Airbus avait indiqué le
problème du tube de Pitot. Ceci peut-il être utilisé comme évidence ? Si une entreprise fabrique un produit défectueux, elle en est
responsable. Avertir de l’existence du défaut ne l’exempte pas de
responsabilité. Selon le cas, il faut une recommandation expresse pour
remplacer les pièces ayant un défaut potentiel.

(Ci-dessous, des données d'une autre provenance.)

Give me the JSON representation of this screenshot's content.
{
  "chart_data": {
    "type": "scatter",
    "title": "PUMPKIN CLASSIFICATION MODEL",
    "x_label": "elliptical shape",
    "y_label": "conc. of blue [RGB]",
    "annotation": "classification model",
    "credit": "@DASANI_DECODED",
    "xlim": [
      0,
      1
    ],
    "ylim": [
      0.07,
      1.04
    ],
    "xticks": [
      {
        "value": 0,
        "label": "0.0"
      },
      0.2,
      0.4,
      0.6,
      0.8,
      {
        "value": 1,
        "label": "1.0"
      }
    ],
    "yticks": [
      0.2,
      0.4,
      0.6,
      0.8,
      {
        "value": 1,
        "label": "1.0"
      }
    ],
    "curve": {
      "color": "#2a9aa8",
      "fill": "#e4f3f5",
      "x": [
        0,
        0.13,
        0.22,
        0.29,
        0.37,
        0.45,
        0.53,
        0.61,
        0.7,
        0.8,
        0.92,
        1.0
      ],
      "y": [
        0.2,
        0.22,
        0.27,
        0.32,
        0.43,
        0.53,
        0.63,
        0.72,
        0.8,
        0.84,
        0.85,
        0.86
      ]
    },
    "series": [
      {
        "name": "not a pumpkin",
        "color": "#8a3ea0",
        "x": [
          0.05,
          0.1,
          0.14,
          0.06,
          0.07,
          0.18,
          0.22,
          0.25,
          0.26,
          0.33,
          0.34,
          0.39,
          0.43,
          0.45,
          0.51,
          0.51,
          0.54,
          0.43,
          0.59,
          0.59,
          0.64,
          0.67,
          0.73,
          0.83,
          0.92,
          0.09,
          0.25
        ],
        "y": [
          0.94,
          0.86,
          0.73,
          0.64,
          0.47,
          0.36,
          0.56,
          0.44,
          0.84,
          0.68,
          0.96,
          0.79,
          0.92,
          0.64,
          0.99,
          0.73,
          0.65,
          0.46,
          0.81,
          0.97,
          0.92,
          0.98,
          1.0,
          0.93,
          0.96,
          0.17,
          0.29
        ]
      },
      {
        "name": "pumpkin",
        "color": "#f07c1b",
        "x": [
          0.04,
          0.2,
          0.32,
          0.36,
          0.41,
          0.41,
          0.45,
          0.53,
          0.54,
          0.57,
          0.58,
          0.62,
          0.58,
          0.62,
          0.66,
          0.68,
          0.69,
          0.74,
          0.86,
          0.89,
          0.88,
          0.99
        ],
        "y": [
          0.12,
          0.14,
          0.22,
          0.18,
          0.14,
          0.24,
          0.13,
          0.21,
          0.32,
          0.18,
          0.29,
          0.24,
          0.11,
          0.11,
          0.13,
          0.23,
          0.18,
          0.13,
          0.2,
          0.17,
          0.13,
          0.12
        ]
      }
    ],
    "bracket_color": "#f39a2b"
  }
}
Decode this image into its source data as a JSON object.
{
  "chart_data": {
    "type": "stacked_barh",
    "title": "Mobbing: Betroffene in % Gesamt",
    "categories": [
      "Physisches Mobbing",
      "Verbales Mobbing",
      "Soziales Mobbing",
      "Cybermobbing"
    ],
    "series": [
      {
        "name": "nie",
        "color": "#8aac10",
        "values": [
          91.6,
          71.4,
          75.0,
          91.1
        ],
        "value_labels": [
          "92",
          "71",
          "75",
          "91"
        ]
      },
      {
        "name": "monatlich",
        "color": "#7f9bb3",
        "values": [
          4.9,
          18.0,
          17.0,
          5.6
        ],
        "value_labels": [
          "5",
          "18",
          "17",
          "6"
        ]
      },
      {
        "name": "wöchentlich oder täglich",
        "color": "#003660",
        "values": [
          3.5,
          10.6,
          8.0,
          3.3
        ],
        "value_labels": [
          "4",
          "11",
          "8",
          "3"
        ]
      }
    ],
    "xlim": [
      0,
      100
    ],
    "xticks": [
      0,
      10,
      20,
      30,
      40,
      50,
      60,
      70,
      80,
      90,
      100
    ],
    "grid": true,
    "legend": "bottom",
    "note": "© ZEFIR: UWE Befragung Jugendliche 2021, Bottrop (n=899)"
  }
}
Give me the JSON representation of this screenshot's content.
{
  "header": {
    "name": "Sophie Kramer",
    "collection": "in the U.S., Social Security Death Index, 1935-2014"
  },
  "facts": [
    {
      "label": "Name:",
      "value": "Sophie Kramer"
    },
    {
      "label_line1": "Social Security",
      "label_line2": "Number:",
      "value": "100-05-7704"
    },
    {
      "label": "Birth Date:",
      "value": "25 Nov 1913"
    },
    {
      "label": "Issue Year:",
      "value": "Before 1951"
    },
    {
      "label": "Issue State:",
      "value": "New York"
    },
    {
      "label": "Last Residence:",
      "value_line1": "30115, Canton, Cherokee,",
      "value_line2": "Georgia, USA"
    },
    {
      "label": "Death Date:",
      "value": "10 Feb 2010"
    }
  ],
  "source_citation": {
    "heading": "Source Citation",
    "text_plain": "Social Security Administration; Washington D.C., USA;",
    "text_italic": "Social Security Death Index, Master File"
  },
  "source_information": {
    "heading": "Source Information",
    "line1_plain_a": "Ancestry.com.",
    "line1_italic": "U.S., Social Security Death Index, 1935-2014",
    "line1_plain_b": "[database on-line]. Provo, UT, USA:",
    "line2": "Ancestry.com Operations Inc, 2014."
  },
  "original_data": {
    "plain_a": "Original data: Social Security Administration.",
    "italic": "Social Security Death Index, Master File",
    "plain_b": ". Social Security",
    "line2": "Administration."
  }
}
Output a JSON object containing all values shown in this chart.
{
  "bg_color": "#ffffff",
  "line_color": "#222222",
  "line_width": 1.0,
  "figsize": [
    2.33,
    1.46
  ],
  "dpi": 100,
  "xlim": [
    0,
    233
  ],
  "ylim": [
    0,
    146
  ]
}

Des communiqués comme ceux effectués par Airbus n’obligent pas
l’utilisateur d’effectuer le changement de n’importe quel produit. Ils n’ont
jamais dit à personne: "Nous avons un problème de sûreté de vol, nous
recommandons le remplacement immédiat de
la pièce X dû à A, B, C et, car il s’agit de notre erreur, nous sommes en train
d’effectuer le changement sans coûts". Des accidents ne sont pas des cas
de force majeure. Ils arrivent car quelqu’un a commis une erreur. Souvent, ils
sont le résultat non pas d’u seul mais d’une suite de problèmes qui se
succèdent car les mesures pour les éviter n’ont pas été prises. Ceci doit être
pris en compte, il faut démontrer que cela n’aurait pas dû arriver de cette
façon, pour que les conditions de sûreté puissent être modifiées et améliorées.
Connaissant aussi bien
les pilotes, les avions et les erreurs d’une façon générale, n’avez vous pas
peur de voler ? Je fais attention à tous les bruits de l’avion, y
compris ceux qui sont imperceptibles pour celui qui n’a pas con oreille
habituée. Mais j’ai appris à ne plus penser à tout et n’importe quel souci dans
ce domaine. La plupart des voyages est très sûre, d’une façon statistique, les
avions continuent à être le moyen de transport le plus sûr. Lorsqu’ un accident
aérien arrive, cela provoque évidemment une grande émotion car beaucoup de gens
meurent en même temps, mais le fait est que voyager dans l’un des milliers de
vols qui décollent tous les jours est bien plus sûr que de voyager dans votre
voiture. Pour cette raison, je n’ai vraiment pas peur de voler.
Même en voyant de si
près la souffrance des familles qui engagent vos services ? Cela ne m’effraye pas, mais vivre avec cette souffrance est quelque chose
de plus en plus difficile pour moi. Probablement à cause de mon âge. On voit
ses propres enfants, la famille et, il est inévitable de s’imaginer dans cette
situation.
Mais vous vous`êtes
arrêté de piloter. Oui, car j’ai deux enfants et
j’ai déjà vu plusieurs accidents avec des pilotes meilleurs que moi. Mais ça me
manque. Piloter est une expérience unique. J’adorais. Je faisais même de
l’acrobatie aérienne.
Comment choisissez-vous
une compagnie aérienne pour voyager ? J’essaie
de ne pas utiliser de compagnies régionales/low cost. De plus, je ne vole plus en
hélicoptère. Car il existe deux genres d’hélicoptères: ceux qui sont déjà
tombés et ceux qui vont encore tomber.